In the US, the fight for exclusives is fiercer, as the half-dozen luxury department store chains are competing with Sephora and Ulta, which have a combined 1,600 locations and have been stealing market share.

The new beauty halls mimic the specialty retailer experience. The notion of selling via a “beauty counter” is passé; the way to hook customers today, especially those who have decamped to their local Ulta, is through “experiential retail.” This means the selling space has to be “immersive,” replete with grooming services and a section for discovering emerging brands. There also needs to be tactile elements that allow for self-discovery, the very antithesis of the department store staffed by helpful salespeople.

La Mer at Saks | Source: Courtesy

Department stores are fighting an uphill battle. They remain the go-to destination for fragrance, but skincare hasn’t performed as strongly, and specialty stores are runaway winners in the makeup category, said Larissa Jensen, executive director of The NPD Group.

“They’re [US department stores] doing some good initiatives and that’s starting to reverse the trend … but it doesn’t mean it’s going to completely reverse it,” Jensen said.

An open selling format, “play stations” and increased product displays that customers can be “fully immersed in” are central to Bloomingdale’s new beauty department, said Stacie Borteck, Bloomingdale’s vice president and divisional merchandise manager of cosmetics in an interview earlier this year.

Glowhaus, a Gen Z and young Millennial focused concept, and Well Chemist, a clean beauty assortment of “safe but science-backed products,” have launched in select doors to attract younger customers.

It’s only been a year since Saks opened its revamped beauty floor to the public, including moving the section from the ground floor to a higher one. The company’s efforts are paying off, said Kate Oldham, the retailer’s senior vice president, general merchandise manager of beauty, jewellery and home. She declined to give figures but said the store is exceeding expectations on all fronts, from units per brand sales to average total purchase values.

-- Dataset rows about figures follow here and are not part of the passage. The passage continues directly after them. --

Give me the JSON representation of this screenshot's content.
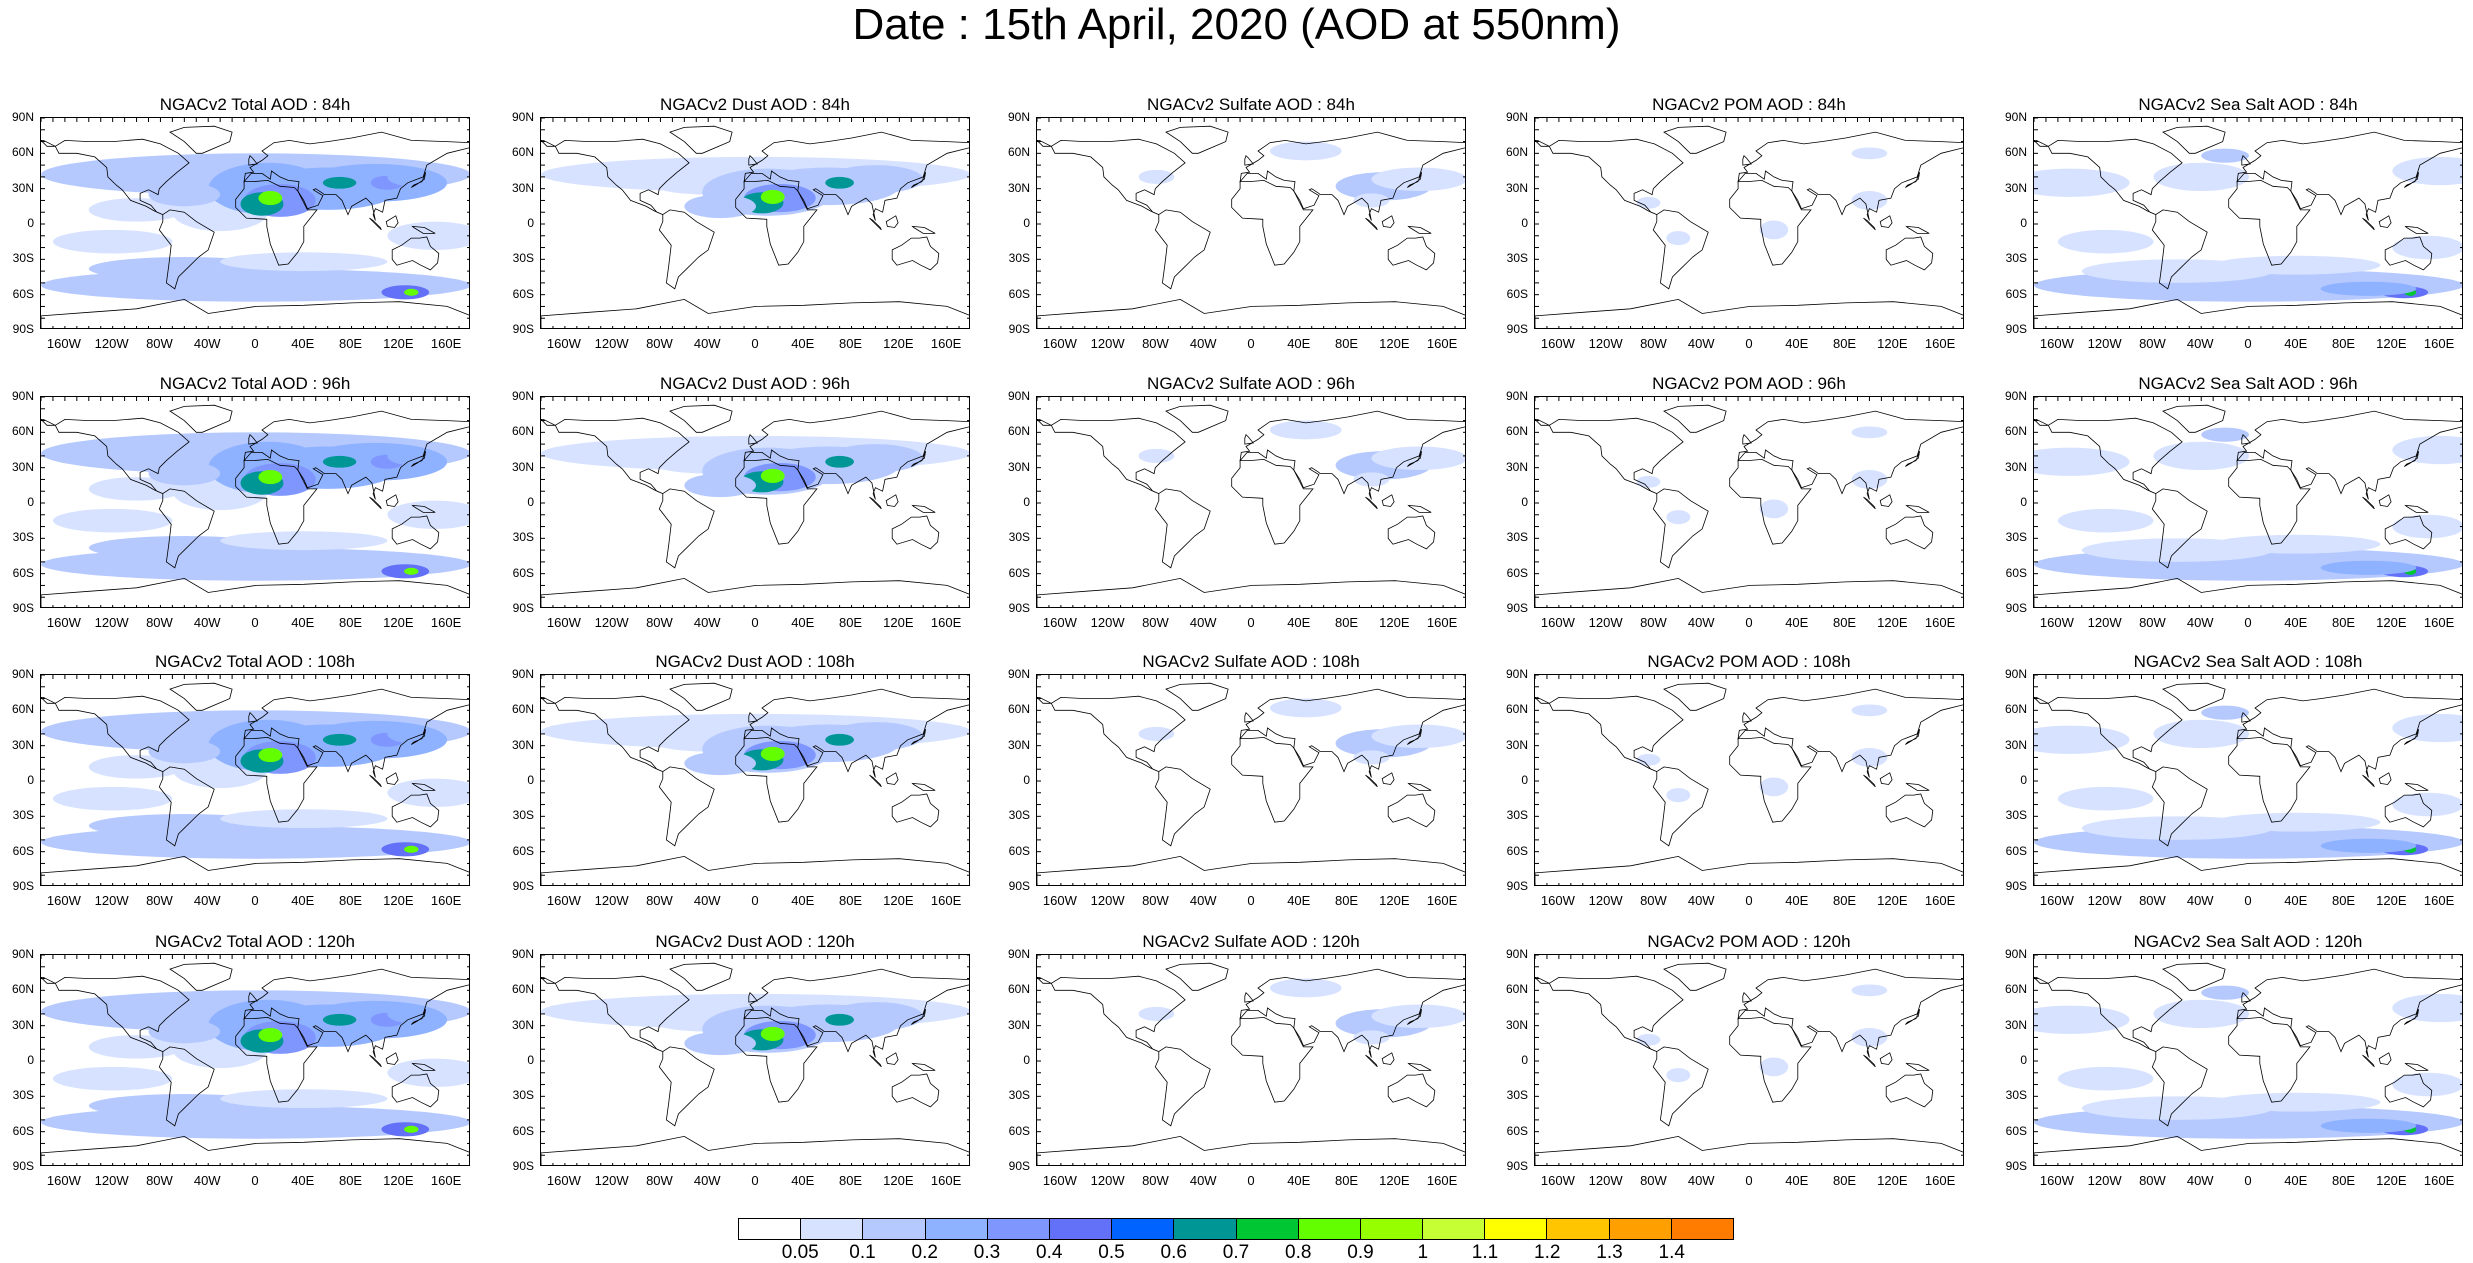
{
  "title": "Date : 15th April, 2020 (AOD at 550nm)",
  "y_tick_labels": [
    "90N",
    "60N",
    "30N",
    "0",
    "30S",
    "60S",
    "90S"
  ],
  "x_tick_labels": [
    "160W",
    "120W",
    "80W",
    "40W",
    "0",
    "40E",
    "80E",
    "120E",
    "160E"
  ],
  "panels": [
    {
      "title": "NGACv2 Total AOD : 84h",
      "species": "total",
      "lead_hours": 84
    },
    {
      "title": "NGACv2 Dust AOD : 84h",
      "species": "dust",
      "lead_hours": 84
    },
    {
      "title": "NGACv2 Sulfate AOD : 84h",
      "species": "sulfate",
      "lead_hours": 84
    },
    {
      "title": "NGACv2 POM AOD : 84h",
      "species": "pom",
      "lead_hours": 84
    },
    {
      "title": "NGACv2 Sea Salt AOD : 84h",
      "species": "seasalt",
      "lead_hours": 84
    },
    {
      "title": "NGACv2 Total AOD : 96h",
      "species": "total",
      "lead_hours": 96
    },
    {
      "title": "NGACv2 Dust AOD : 96h",
      "species": "dust",
      "lead_hours": 96
    },
    {
      "title": "NGACv2 Sulfate AOD : 96h",
      "species": "sulfate",
      "lead_hours": 96
    },
    {
      "title": "NGACv2 POM AOD : 96h",
      "species": "pom",
      "lead_hours": 96
    },
    {
      "title": "NGACv2 Sea Salt AOD : 96h",
      "species": "seasalt",
      "lead_hours": 96
    },
    {
      "title": "NGACv2 Total AOD : 108h",
      "species": "total",
      "lead_hours": 108
    },
    {
      "title": "NGACv2 Dust AOD : 108h",
      "species": "dust",
      "lead_hours": 108
    },
    {
      "title": "NGACv2 Sulfate AOD : 108h",
      "species": "sulfate",
      "lead_hours": 108
    },
    {
      "title": "NGACv2 POM AOD : 108h",
      "species": "pom",
      "lead_hours": 108
    },
    {
      "title": "NGACv2 Sea Salt AOD : 108h",
      "species": "seasalt",
      "lead_hours": 108
    },
    {
      "title": "NGACv2 Total AOD : 120h",
      "species": "total",
      "lead_hours": 120
    },
    {
      "title": "NGACv2 Dust AOD : 120h",
      "species": "dust",
      "lead_hours": 120
    },
    {
      "title": "NGACv2 Sulfate AOD : 120h",
      "species": "sulfate",
      "lead_hours": 120
    },
    {
      "title": "NGACv2 POM AOD : 120h",
      "species": "pom",
      "lead_hours": 120
    },
    {
      "title": "NGACv2 Sea Salt  AOD : 120h",
      "species": "seasalt",
      "lead_hours": 120
    }
  ],
  "colorbar": {
    "colors": [
      "#ffffff",
      "#d6e2ff",
      "#b5c9ff",
      "#8eb2ff",
      "#7f96ff",
      "#6370f8",
      "#0063ff",
      "#009696",
      "#00c633",
      "#63ff00",
      "#96ff00",
      "#c6ff33",
      "#ffff00",
      "#ffc600",
      "#ffa000",
      "#ff7c00",
      "#ff1900"
    ],
    "labels": [
      "0.05",
      "0.1",
      "0.2",
      "0.3",
      "0.4",
      "0.5",
      "0.6",
      "0.7",
      "0.8",
      "0.9",
      "1",
      "1.1",
      "1.2",
      "1.3",
      "1.4"
    ]
  }
}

“We said, ‘If we’re going to do something new, we really want it to be different,’” said Oldham. “The bold and brave thing to do was to really start from scratch.”

THIS WEEK IN BEAUTY

Unilever bought Tatcha. The beauty giant acquired the skincare brand for $500 million.

Pat McGrath is expanding her collection. Pat McGrath Labs will launch 36 shades of foundation next month.

Bespoke beauty is coming to the masses. Startups like Prose are making personalised, custom-blended haircare for customers based on online quizzes.

An influencer comes under fire. Jaclyn Hill's followers are complaining that her new line of lipsticks are bumpy or full of holes.

This beauty bar has ambitious plans. Alchemy 43, dubbed "The Drybar of Botox," plans to open 50 more stores over the next six years.

Kim Kardashian has a new body foundation. The KKW Body Collection, which goes on sale June 21, is comprised of a foundation and two shimmers.

Drunk Elephant opens a US pop-up. The skincare brand's "House of Drunk" opens later this month on Crosby Street in New York City.

On-demand beauty apps join forces. BeGlammed and Priv announced a merger, making the new company the market leader on in-demand beauty in the US.

Birchbox is trying to differentiate. The beauty subscription box service's new "You" campaign will focus on "the casual beauty consumer."